- Date: November 9, 2016
- Presenters: Francisca García-Huidobro
- Venue: Studies of Chilevisión
- Broadcaster: Chilevisión
- Entrants: 15
- Placements: 8
- Winner: Catalina Cáceres

= Miss Universo Chile 2016 =

Miss Universo Chile 2016, the 53rd Miss Universo Chile pageant, was held on November 9, 2016. María Belén Jerez Spuler crowned Catalina Cáceres at end of the event. Cáceres represented Chile at Miss Universe 2016 pageant.

==Final results==

| Final results | Contestant |
|---|---|
| Miss Universo Chile 2016 | Catalina Cáceres; |
| 1st Runner-up | Natividad Leiva; |
| 2nd Runner-up | Valentina Schnitzer; |
| 3rd Runner-up | Valentina Caballero; |
| Semifinalists | Catalina Flores; Catalina Ulloa; Laura Jofré; Safka Pissani; |

==Delegates==
The 15 official delegates were selected on several castings.
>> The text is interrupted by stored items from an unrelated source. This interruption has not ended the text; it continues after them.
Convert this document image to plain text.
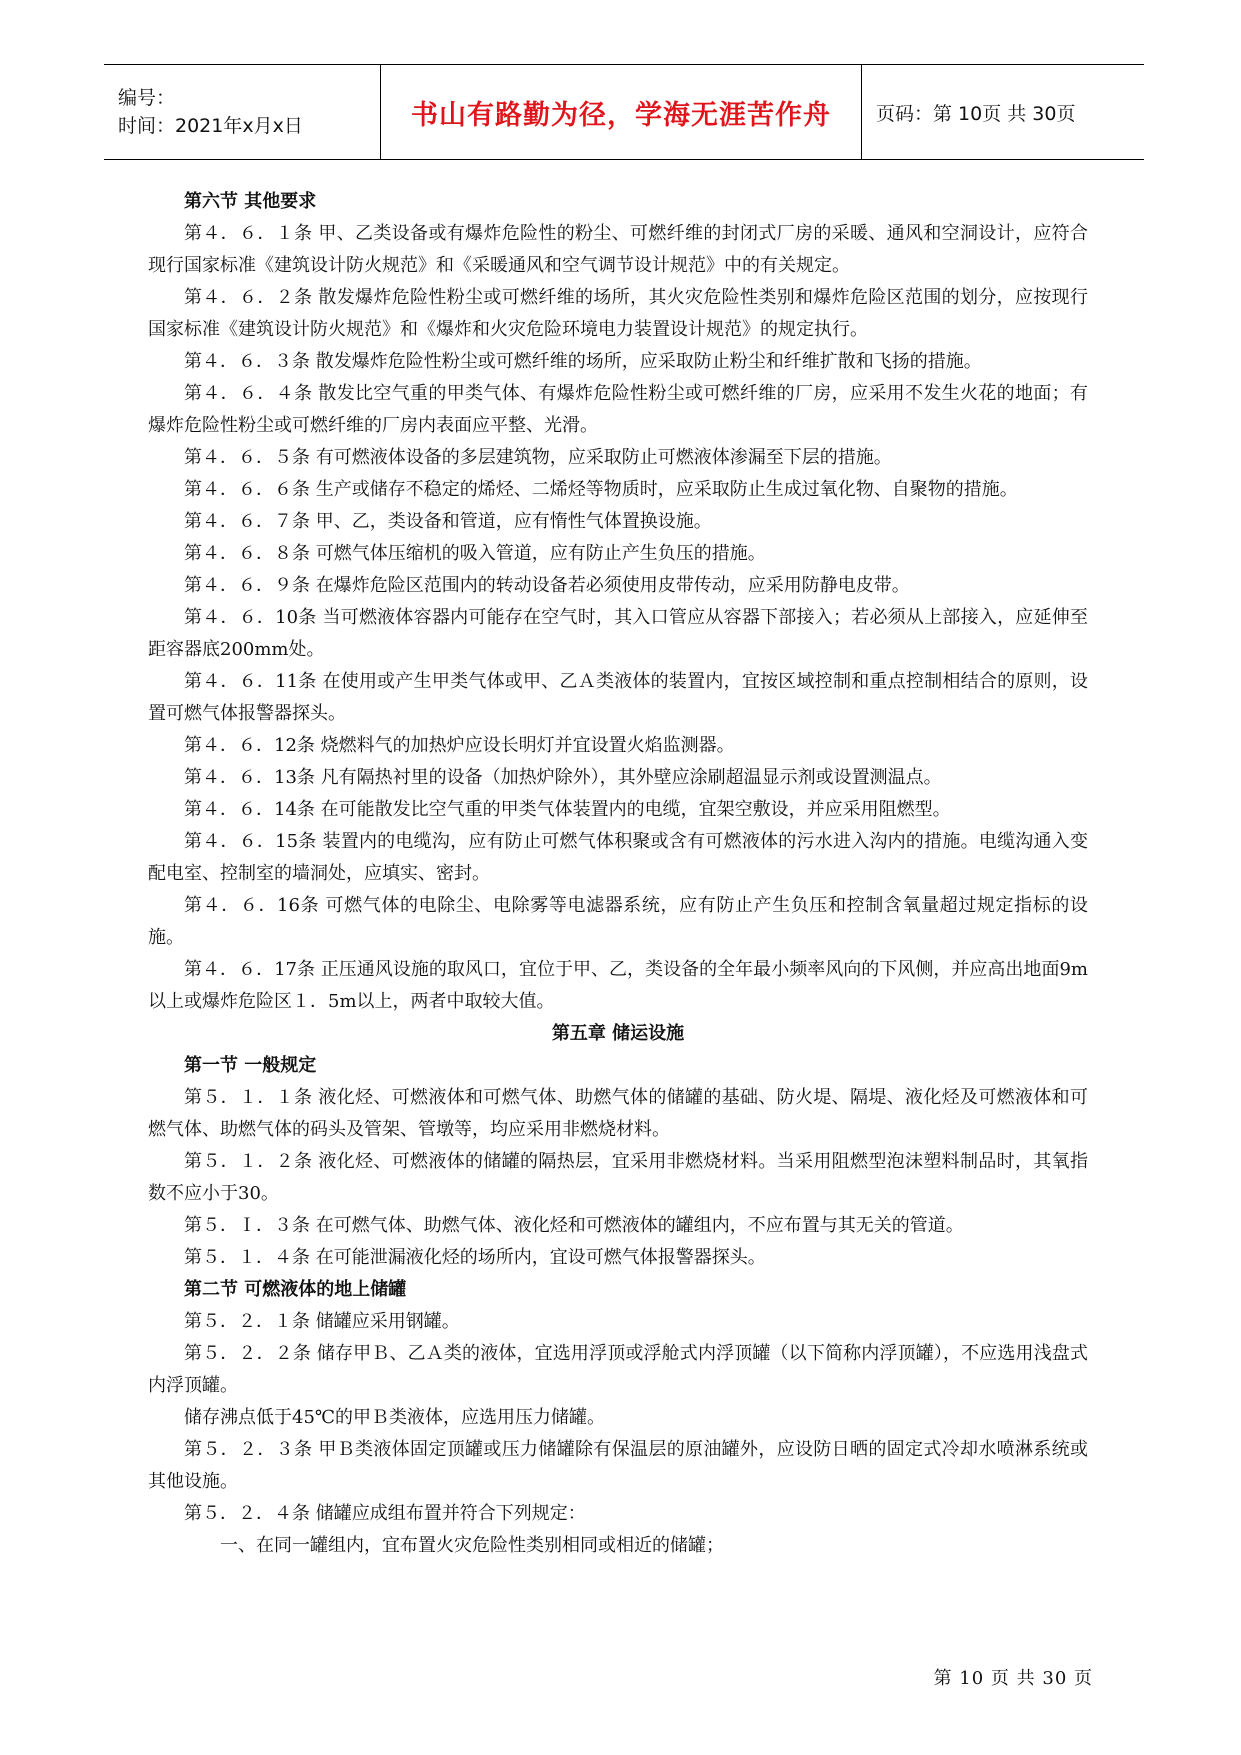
编号：
时间：2021年x月x日	书山有路勤为径，学海无涯苦作舟 页码：第 10页 共 30页
第六节 其他要求

第４．６．１条 甲、乙类设备或有爆炸危险性的粉尘、可燃纤维的封闭式厂房的采暖、通风和空洞设计，应符合现行国家标准《建筑设计防火规范》和《采暖通风和空气调节设计规范》中的有关规定。

第４．６．２条 散发爆炸危险性粉尘或可燃纤维的场所，其火灾危险性类别和爆炸危险区范围的划分，应按现行国家标准《建筑设计防火规范》和《爆炸和火灾危险环境电力装置设计规范》的规定执行。

第４．６．３条 散发爆炸危险性粉尘或可燃纤维的场所，应采取防止粉尘和纤维扩散和飞扬的措施。

第４．６．４条 散发比空气重的甲类气体、有爆炸危险性粉尘或可燃纤维的厂房，应采用不发生火花的地面；有爆炸危险性粉尘或可燃纤维的厂房内表面应平整、光滑。

第４．６．５条 有可燃液体设备的多层建筑物，应采取防止可燃液体渗漏至下层的措施。

第４．６．６条 生产或储存不稳定的烯烃、二烯烃等物质时，应采取防止生成过氧化物、自聚物的措施。

第４．６．７条 甲、乙，类设备和管道，应有惰性气体置换设施。

第４．６．８条 可燃气体压缩机的吸入管道，应有防止产生负压的措施。

第４．６．９条 在爆炸危险区范围内的转动设备若必须使用皮带传动，应采用防静电皮带。

第４．６．10条 当可燃液体容器内可能存在空气时，其入口管应从容器下部接入；若必须从上部接入，应延伸至距容器底200mm处。

第４．６．11条 在使用或产生甲类气体或甲、乙Ａ类液体的装置内，宜按区域控制和重点控制相结合的原则，设置可燃气体报警器探头。

第４．６．12条 烧燃料气的加热炉应设长明灯并宜设置火焰监测器。

第４．６．13条 凡有隔热衬里的设备（加热炉除外），其外壁应涂刷超温显示剂或设置测温点。

第４．６．14条 在可能散发比空气重的甲类气体装置内的电缆，宜架空敷设，并应采用阻燃型。

第４．６．15条 装置内的电缆沟，应有防止可燃气体积聚或含有可燃液体的污水进入沟内的措施。电缆沟通入变配电室、控制室的墙洞处，应填实、密封。

第４．６．16条 可燃气体的电除尘、电除雾等电滤器系统，应有防止产生负压和控制含氧量超过规定指标的设施。

第４．６．17条 正压通风设施的取风口，宜位于甲、乙，类设备的全年最小频率风向的下风侧，并应高出地面9m以上或爆炸危险区１．5m以上，两者中取较大值。

第五章 储运设施
第一节 一般规定

第５．１．１条 液化烃、可燃液体和可燃气体、助燃气体的储罐的基础、防火堤、隔堤、液化烃及可燃液体和可燃气体、助燃气体的码头及管架、管墩等，均应采用非燃烧材料。

第５．１．２条 液化烃、可燃液体的储罐的隔热层，宜采用非燃烧材料。当采用阻燃型泡沫塑料制品时，其氧指数不应小于30。

第５．Ｉ．３条 在可燃气体、助燃气体、液化烃和可燃液体的罐组内，不应布置与其无关的管道。

第５．１．４条 在可能泄漏液化烃的场所内，宜设可燃气体报警器探头。

第二节 可燃液体的地上储罐

第５．２．１条 储罐应采用钢罐。

第５．２．２条 储存甲Ｂ、乙Ａ类的液体，宜选用浮顶或浮舱式内浮顶罐（以下简称内浮顶罐），不应选用浅盘式内浮顶罐。

储存沸点低于45℃的甲Ｂ类液体，应选用压力储罐。

第５．２．３条 甲Ｂ类液体固定顶罐或压力储罐除有保温层的原油罐外，应设防日晒的固定式冷却水喷淋系统或其他设施。

第５．２．４条 储罐应成组布置并符合下列规定：

一、在同一罐组内，宜布置火灾危险性类别相同或相近的储罐；

第 10 页 共 30 页
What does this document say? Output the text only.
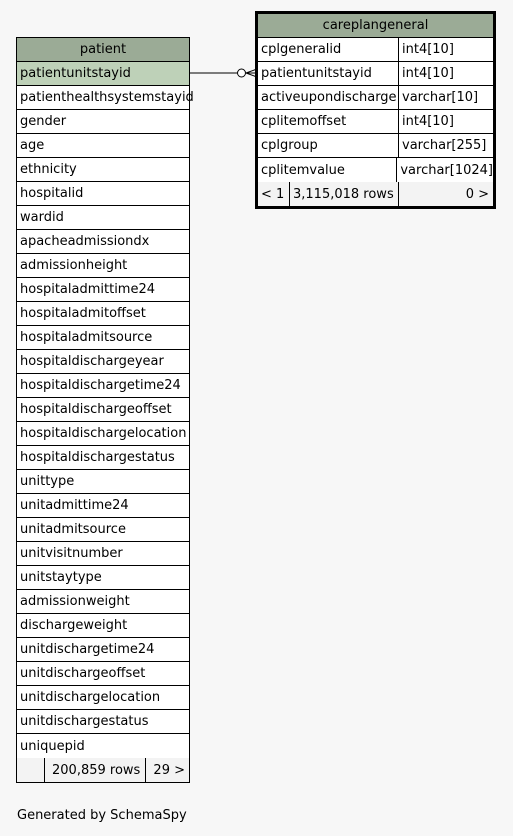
patient
patientunitstayid
patienthealthsystemstayid
gender
age
ethnicity
hospitalid
wardid
apacheadmissiondx
admissionheight
hospitaladmittime24
hospitaladmitoffset
hospitaladmitsource
hospitaldischargeyear
hospitaldischargetime24
hospitaldischargeoffset
hospitaldischargelocation
hospitaldischargestatus
unittype
unitadmittime24
unitadmitsource
unitvisitnumber
unitstaytype
admissionweight
dischargeweight
unitdischargetime24
unitdischargeoffset
unitdischargelocation
unitdischargestatus
uniquepid
200,859 rows	29 >
careplangeneral
cplgeneralid	int4[10]
patientunitstayid	int4[10]
activeupondischarge varchar[10]
cplitemoffset	int4[10]
cplgroup	varchar[255]
cplitemvalue	varchar[1024]
< 1 3,115,018 rows	0 >
Generated by SchemaSpy
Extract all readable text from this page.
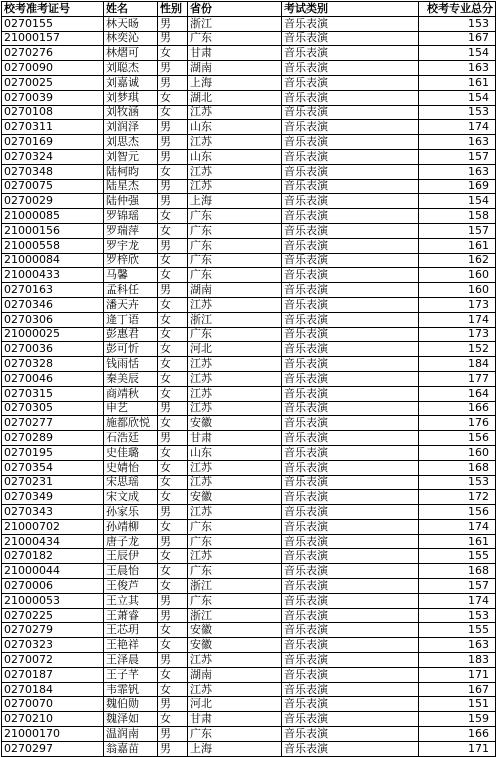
校考准考证号	姓名	性别	省份	考试类别	校考专业总分
0270155	林天旸	男	浙江	音乐表演	153
21000157	林奕沁	男	广东	音乐表演	167
0270276	林熠可	女	甘肃	音乐表演	154
0270090	刘聪杰	男	湖南	音乐表演	163
0270025	刘嘉诚	男	上海	音乐表演	161
0270039	刘梦琪	女	湖北	音乐表演	154
0270108	刘牧涵	女	江苏	音乐表演	153
0270311	刘润泽	男	山东	音乐表演	174
0270169	刘思杰	男	江苏	音乐表演	163
0270324	刘智元	男	山东	音乐表演	157
0270348	陆柯昀	女	江苏	音乐表演	163
0270075	陆星杰	男	江苏	音乐表演	169
0270029	陆仲强	男	上海	音乐表演	154
21000085	罗锦瑶	女	广东	音乐表演	158
21000156	罗瑞萍	女	广东	音乐表演	157
21000558	罗宇龙	男	广东	音乐表演	161
21000084	罗梓欣	女	广东	音乐表演	162
21000433	马馨	女	广东	音乐表演	160
0270163	孟科任	男	湖南	音乐表演	160
0270346	潘天卉	女	江苏	音乐表演	173
0270306	逄丁语	女	浙江	音乐表演	174
21000025	彭惠君	女	广东	音乐表演	173
0270036	彭可忻	女	河北	音乐表演	152
0270328	钱雨恬	女	江苏	音乐表演	184
0270046	秦美辰	女	江苏	音乐表演	177
0270315	商靖秋	女	江苏	音乐表演	164
0270305	申艺	男	江苏	音乐表演	166
0270277	施都欣悦	女	安徽	音乐表演	176
0270289	石浩廷	男	甘肃	音乐表演	156
0270195	史佳璐	女	山东	音乐表演	160
0270354	史婧怡	女	江苏	音乐表演	168
0270231	宋思瑶	女	江苏	音乐表演	153
0270349	宋文成	女	安徽	音乐表演	172
0270343	孙家乐	男	江苏	音乐表演	156
21000702	孙靖柳	女	广东	音乐表演	174
21000434	唐子龙	男	广东	音乐表演	161
0270182	王辰伊	女	江苏	音乐表演	155
21000044	王晨怡	女	广东	音乐表演	168
0270006	王俊芦	女	浙江	音乐表演	157
21000053	王立其	男	广东	音乐表演	174
0270225	王萧睿	男	浙江	音乐表演	153
0270279	王芯玥	女	安徽	音乐表演	155
0270323	王艳祥	女	安徽	音乐表演	163
0270072	王泽晨	男	江苏	音乐表演	183
0270187	王子芊	女	湖南	音乐表演	171
0270184	韦霏钒	女	江苏	音乐表演	167
0270070	魏伯勋	男	河北	音乐表演	151
0270210	魏泽如	女	甘肃	音乐表演	159
21000170	温润南	男	广东	音乐表演	166
0270297	翁嘉苗	男	上海	音乐表演	171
| Name | Age | Height | Hometown |
|---|---|---|---|
| Natalia Lermanda Margarit | 25 | 1.79 m (5 ft 10+1⁄2 in) | Santiago |
| Valentina Schnitzer Lihn | 26 | 1.80 m (5 ft 11 in) | Vitacura |
| Patricia Andrea Montes Quintrequeo | 23 | 1.74 m (5 ft 8+1⁄2 in) | Santiago |
| Diannella Lutka Maria Basic Isasi | 22 | 1.68 m (5 ft 6 in) | Viña del Mar |
| Natividad Leiva Bello | 24 | 1.80 m (5 ft 11 in) | Santiago |
| Safka Pissani Díaz | 21 | 1.70 m (5 ft 7 in) | La Granja |
| María Catalina Flores Vargas | 21 | 1.70 m (5 ft 7 in) | Concepción |
| Valentina Caballero Fuenzalida | 24 | 1.68 m (5 ft 6 in) | Las Condes |
| Catalina Ignacia Figueroa Ulloa | 21 | 1.70 m (5 ft 7 in) | La Ligua |
| Aylin López | 21 | 1.70 m (5 ft 7 in) | La Cisterna |
| Francisca Hertz Henriquez | 20 | 1.70 m (5 ft 7 in) | Vitacura |
| Laura Jofré Moyano | 18 | 1.71 m (5 ft 7+1⁄2 in) | La Florida |
| Constanza Medina Marquez | 24 | 1.72 m (5 ft 7+1⁄2 in) | La Florida |
| María José Subbrero Masserano | 20 | 1.70 m (5 ft 7 in) | La Serena |
| Catalina Cáceres Ríos | 26 | 1.75 m (5 ft 9 in) | Huechuraba |

==Judges==
- Photographer, painter and commentator of Chilean shows, Jordi Castell.
- Canadian/Chilean actress and musician, Vesta Lugg.
- Chilean model and businesswoman, Carolina Parsons.
- Venezuelan TV Host and social communicator, Harry Levy.

==Notes==
- Valentina Schnitzer won the Miss Supranational Chile 2015 pageant and also participated in Reina Hispanoamericana 2017.
- Natividad Leiva won Miss Earth Chile 2015 pageant and finished as Top 8 in Miss Earth 2015. Also, she participated on Miss United Continents 2016 pageant in Guayaquil, Ecuador.
- Natalia Lermanda won Miss Earth Chile 2013 pageant and finished as Top 16 in Miss Earth 2013.
- Catalina Cáceres won Miss Earth Chile 2014 pageant.
- Charlotte Molina withdrew of the competition.